Lack of early win for Ultragenyx, Mereo’s bone disorder med dents stock, but analysts keep faith

Analysts are keeping the faith in Ultragenyx’s brittle bone disease medicines despite the monoclonal antibody failing to score an early outright win in an ongoing phase 3 trial.

Ultragenyx and Mereo BioPharma are evaluating UX143, also known as setrusumab, in the phase 3 Orbit study of 159 pediatric and young patients with osteogenesis imperfecta. The study’s data monitoring committee informed the companies that setrusumab “demonstrates an acceptable safety profile and the company should continue the study to the final analysis,” Ultragenyx explained in a July 9 post-market release.

“Based on the feedback we hear from investigators and families who participated in the studies, we are confident that increasing bone mass leads to stronger bone, less fractures, and improved physical abilities,” Ultragenyx CEO Emil Kakkis, M.D., Ph.D., said in the release. “While we had hoped to be able to stop the study early, we look forward to having results from [Orbit] around the end of this year.”

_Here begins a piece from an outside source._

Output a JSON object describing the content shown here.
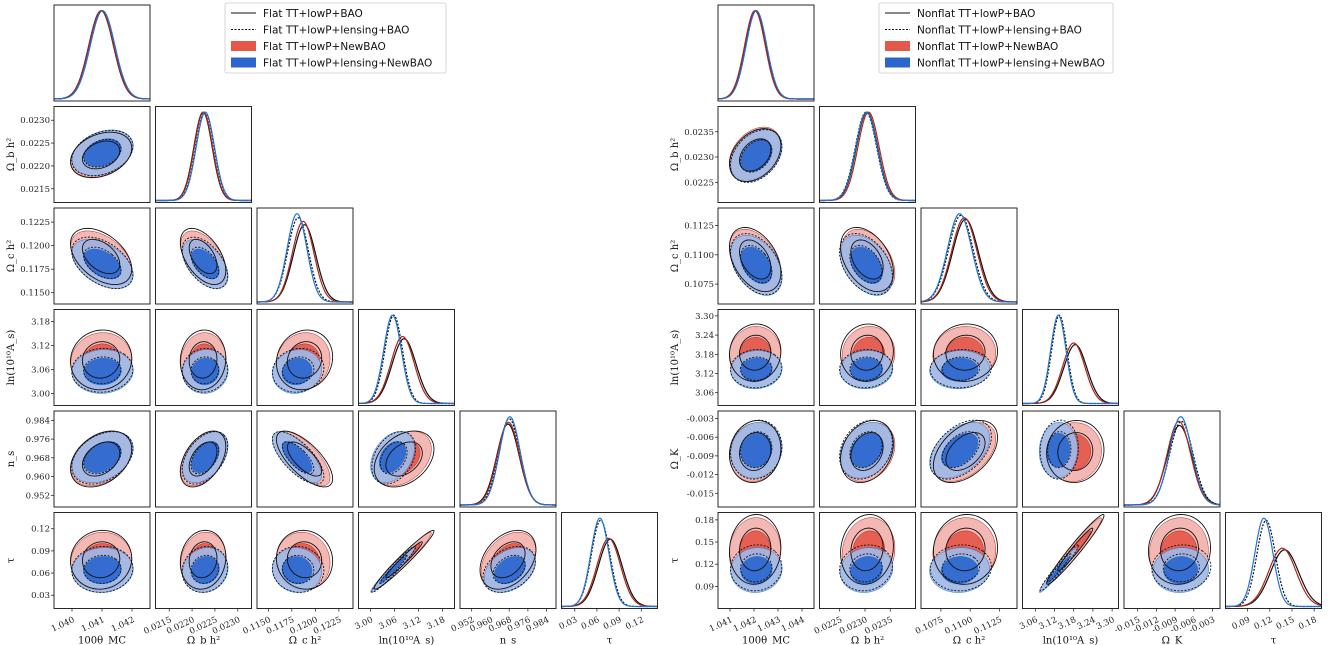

William Blair analysts said the biopharma’s statement implied that the second interim analysis of the trial had not met the efficacy threshold for ending the study early.

Investors appeared to infer the same meaning, sending Ultragenyx’s stock down 23% to $31.96 in pre-market trading Thursday from a Wednesday closing price of $41.44.

But this market reaction was “severely overdone,” according to William Blair analysts in their same July 10 note.

“While it is unfortunate that the Orbit study did not achieve its statistical significance threshold at the second interim analysis, we … still believe there is a high likelihood that the final analysis in the fourth quarter will be positive given there will be a longer duration of follow-up and a lower threshold for statistical significance,” the analysts added.

Two years ago, phase 2 data from setrusumab showed that the antibody reduced bone fractures by 67% among 24 patients who had at least six months of follow-up.

Ultragenyx paid Mereo $50 million upfront for the ex-Europe rights to the therapy, which inhibits a negative regulator of bone formation called sclerostin, back in 2020.